NOT FOR RELEASE, PUBLICATION OR DISTRIBUTION IN WHOLE OR IN PART, DIRECTLY OR INDIRECTLY, IN INTO OR FROM ANY JURISDICTION WHERE TO DO SO WOULD CONSTITUTE A VIOLATION OF THE RELEVANT LAWS OR REGULATIONS OF THAT JURISDICTION
THIS ANNOUNCEMENT CONTAINS INSIDE INFORMATION
19 October 2017
Property Franchise Group plc
(the "Company", "TPFG" or the "Group")
Response re. Possible Merger Offer
The board of directors of the Company (the "Board") notes the recent announcement issued by Belvoir Lettings plc ("Belvoir") regarding a possible merger offer with the Company (the "Possible Merger Offer"). The Board confirms that it previously received an approach from Belvoir regarding the Possible Merger Offer which was rejected.
The Board maintains its position that the Possible Merger Offer would not be in the best interests of TPFG's shareholders.
A further announcement will be made in due course outlining the reasons why the Board believes that the Possible Merger Offer would not be in the best interests of the Company's shareholders as a whole.
Enquiries:
The Property Franchise Group Plc 01202 292829
Ian Wilson, Chief Executive Officer
David Raggett, Chief Financial Officer
Cenkos Securities plc 020 7397 8925
Max Hartley (Nomad)
Rule 2.9 of the Code
Pursuant to Rule 2.9 of the Code, the Company confirms that, as at the close of business of 18 October 2017, the Company had 25,822,750 ordinary shares of 1 pence each in issue and admitted to trading on AIM and that the Company does not hold any shares in treasury. The International Securities Identification Number for the Company's ordinary shares is GB00BH0WFH67.
Disclosure requirements of the Takeover Code
Under Rule 8.3(a) of the Code, any person who is interested in 1 per cent. or more of any class of relevant securities of an offeree company or of any securities exchange offeror (being any offeror other than an offeror in respect of which it has been announced that its offer is, or is likely to be, solely in cash) must make an Opening Position Disclosure following the commencement of the offer period and, if later, following the announcement in which any securities exchange offeror is first identified. An Opening Position Disclosure must contain details of the person's interests and short positions in, and rights to subscribe for; any relevant securities of each of (i) the offeree company and (ii) any securities exchange offeror(s). An Opening Position Disclosure by a person to whom Rule 8.3(a) applies must be made by no later than 3.30 pm (London time) on the 10th business day following the commencement of the offer period and, if appropriate, by no later than 3.30 pm (London time) on the 10th business day following the announcement in which any securities exchange offeror is first identified. Relevant persons who deal in the relevant securities of the offeree company or of a securities exchange offeror prior to the deadline for making an Opening Position Disclosure must instead make a Dealing Disclosure.

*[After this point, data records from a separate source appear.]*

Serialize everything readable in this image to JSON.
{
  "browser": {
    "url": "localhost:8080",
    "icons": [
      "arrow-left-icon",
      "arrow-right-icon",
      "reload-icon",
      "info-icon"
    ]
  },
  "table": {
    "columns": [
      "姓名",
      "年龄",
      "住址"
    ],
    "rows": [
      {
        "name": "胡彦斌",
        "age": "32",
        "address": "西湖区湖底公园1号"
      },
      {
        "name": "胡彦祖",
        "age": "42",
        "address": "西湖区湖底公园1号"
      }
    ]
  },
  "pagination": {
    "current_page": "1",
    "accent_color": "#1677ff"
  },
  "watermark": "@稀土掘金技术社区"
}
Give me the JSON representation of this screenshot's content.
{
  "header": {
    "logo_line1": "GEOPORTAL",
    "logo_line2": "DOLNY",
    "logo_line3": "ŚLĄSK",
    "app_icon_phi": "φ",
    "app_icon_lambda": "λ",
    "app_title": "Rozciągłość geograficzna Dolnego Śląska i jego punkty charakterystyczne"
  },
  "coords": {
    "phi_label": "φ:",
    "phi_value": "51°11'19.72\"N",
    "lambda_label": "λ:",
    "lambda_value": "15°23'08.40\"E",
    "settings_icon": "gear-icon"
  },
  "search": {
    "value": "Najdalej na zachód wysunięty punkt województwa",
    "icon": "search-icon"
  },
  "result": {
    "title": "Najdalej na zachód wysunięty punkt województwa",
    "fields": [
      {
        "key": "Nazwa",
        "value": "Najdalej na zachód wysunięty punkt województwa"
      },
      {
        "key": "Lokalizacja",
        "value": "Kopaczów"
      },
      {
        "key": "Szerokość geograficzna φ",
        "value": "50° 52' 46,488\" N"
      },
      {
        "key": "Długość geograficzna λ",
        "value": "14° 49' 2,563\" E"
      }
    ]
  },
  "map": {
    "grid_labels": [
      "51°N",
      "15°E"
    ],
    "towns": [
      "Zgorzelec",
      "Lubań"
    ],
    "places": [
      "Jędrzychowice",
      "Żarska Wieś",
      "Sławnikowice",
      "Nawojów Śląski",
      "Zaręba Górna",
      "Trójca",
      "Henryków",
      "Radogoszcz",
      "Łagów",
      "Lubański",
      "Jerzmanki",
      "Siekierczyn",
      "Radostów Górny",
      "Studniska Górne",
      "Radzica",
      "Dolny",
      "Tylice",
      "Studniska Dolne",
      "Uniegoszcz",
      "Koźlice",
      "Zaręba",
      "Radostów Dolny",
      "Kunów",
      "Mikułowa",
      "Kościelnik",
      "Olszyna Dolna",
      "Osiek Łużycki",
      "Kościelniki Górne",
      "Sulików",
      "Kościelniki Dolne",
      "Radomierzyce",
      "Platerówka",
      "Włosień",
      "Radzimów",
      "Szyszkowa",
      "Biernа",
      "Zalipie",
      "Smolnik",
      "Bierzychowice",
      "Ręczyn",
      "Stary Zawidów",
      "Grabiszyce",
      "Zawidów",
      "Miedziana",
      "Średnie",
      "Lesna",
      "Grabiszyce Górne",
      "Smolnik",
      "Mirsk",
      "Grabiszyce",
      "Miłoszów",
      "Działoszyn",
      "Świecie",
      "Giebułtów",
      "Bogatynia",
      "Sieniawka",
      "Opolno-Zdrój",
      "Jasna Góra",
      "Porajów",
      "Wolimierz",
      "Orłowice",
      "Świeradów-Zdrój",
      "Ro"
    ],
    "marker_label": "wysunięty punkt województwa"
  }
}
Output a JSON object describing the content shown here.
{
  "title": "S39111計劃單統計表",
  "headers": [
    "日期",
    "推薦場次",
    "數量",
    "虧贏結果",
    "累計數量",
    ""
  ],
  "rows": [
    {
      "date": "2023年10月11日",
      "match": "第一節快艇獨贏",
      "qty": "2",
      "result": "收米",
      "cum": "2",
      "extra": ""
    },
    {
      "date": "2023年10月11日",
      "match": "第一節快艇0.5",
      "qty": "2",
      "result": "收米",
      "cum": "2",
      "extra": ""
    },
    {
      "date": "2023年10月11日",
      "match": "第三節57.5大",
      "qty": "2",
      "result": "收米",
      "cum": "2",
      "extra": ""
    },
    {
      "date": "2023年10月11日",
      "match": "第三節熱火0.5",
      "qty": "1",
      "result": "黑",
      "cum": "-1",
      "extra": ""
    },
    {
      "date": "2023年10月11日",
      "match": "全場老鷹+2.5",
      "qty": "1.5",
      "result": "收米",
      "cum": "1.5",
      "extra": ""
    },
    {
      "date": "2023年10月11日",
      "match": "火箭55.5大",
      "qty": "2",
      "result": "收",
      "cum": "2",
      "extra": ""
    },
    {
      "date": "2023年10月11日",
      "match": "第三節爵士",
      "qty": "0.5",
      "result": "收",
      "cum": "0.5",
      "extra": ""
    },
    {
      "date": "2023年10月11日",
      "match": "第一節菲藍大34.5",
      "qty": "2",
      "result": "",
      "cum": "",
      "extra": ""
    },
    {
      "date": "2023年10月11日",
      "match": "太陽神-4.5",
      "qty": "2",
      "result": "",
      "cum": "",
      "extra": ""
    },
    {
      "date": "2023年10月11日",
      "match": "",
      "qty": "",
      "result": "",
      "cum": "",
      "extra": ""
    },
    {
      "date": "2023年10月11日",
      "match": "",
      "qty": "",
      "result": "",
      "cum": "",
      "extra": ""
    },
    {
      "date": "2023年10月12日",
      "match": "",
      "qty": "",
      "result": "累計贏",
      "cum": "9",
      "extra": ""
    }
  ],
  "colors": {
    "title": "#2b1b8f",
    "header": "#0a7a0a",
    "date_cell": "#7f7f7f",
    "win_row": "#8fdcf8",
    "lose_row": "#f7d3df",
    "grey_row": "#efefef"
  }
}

Under Rule 8.3(b) of the Code, any person who is, or becomes, interested in 1 per cent. or more of any class of relevant securities of the offeree company or of any securities exchange offeror must make a Dealing Disclosure if the person deals in any relevant securities of the offeree company or of any securities exchange offeror. A Dealing Disclosure must contain details of the dealing concerned and of the person's interests and short positions in, and rights to subscribe for, any relevant securities of each of (i) the offeree company and (ii) any securities exchange offeror, save to the extent that these details have previously been disclosed under Rule 8. A Dealing Disclosure by a person to whom Rule 8.3(b) applies must be made by no later than 3.30 pm (London time) on the business day following the date of the relevant dealing.
If two or more persons act together pursuant to an agreement or understanding, whether formal or informal, to acquire or control an interest in relevant securities of an offeree company or a securities exchange offeror, they will be deemed to be a single person for the purpose of Rule 8.3. Opening Position Disclosures must also be made by the offeree company and by any offeror and Dealing Disclosures must also be made by the offeree company, by any offeror and by any persons acting in concert with any of them (see Rules 8.1, 8.2 and 8.4).
Details of the offeree and offeror companies in respect of whose relevant securities Opening Position Disclosures and Dealing Disclosures must be made can be found in the Disclosure Table on the Takeover Panel's website at www.thetakeoverpanel.org.uk, including details of the number of relevant securities in issue, when the offer period commenced and when any offeror was first identified. You should contact the Panel's Market Surveillance Unit on +44 (0)20 7638 0129 if you are in any doubt as to whether you are required to make an Opening Position Disclosure or a Dealing Disclosure.
Publication on website
In accordance with Rule 26.1 of the Code, a copy of this announcement will be made available on the Company's website www.propertyfranchise.co.uk by no later than 12 noon on 20 October 2017. For the avoidance of doubt, the content of the website referred to above is not incorporated into and does not form part of this announcement.
The content of the websites referred to in this announcement is not incorporated into and does not form part of this announcement.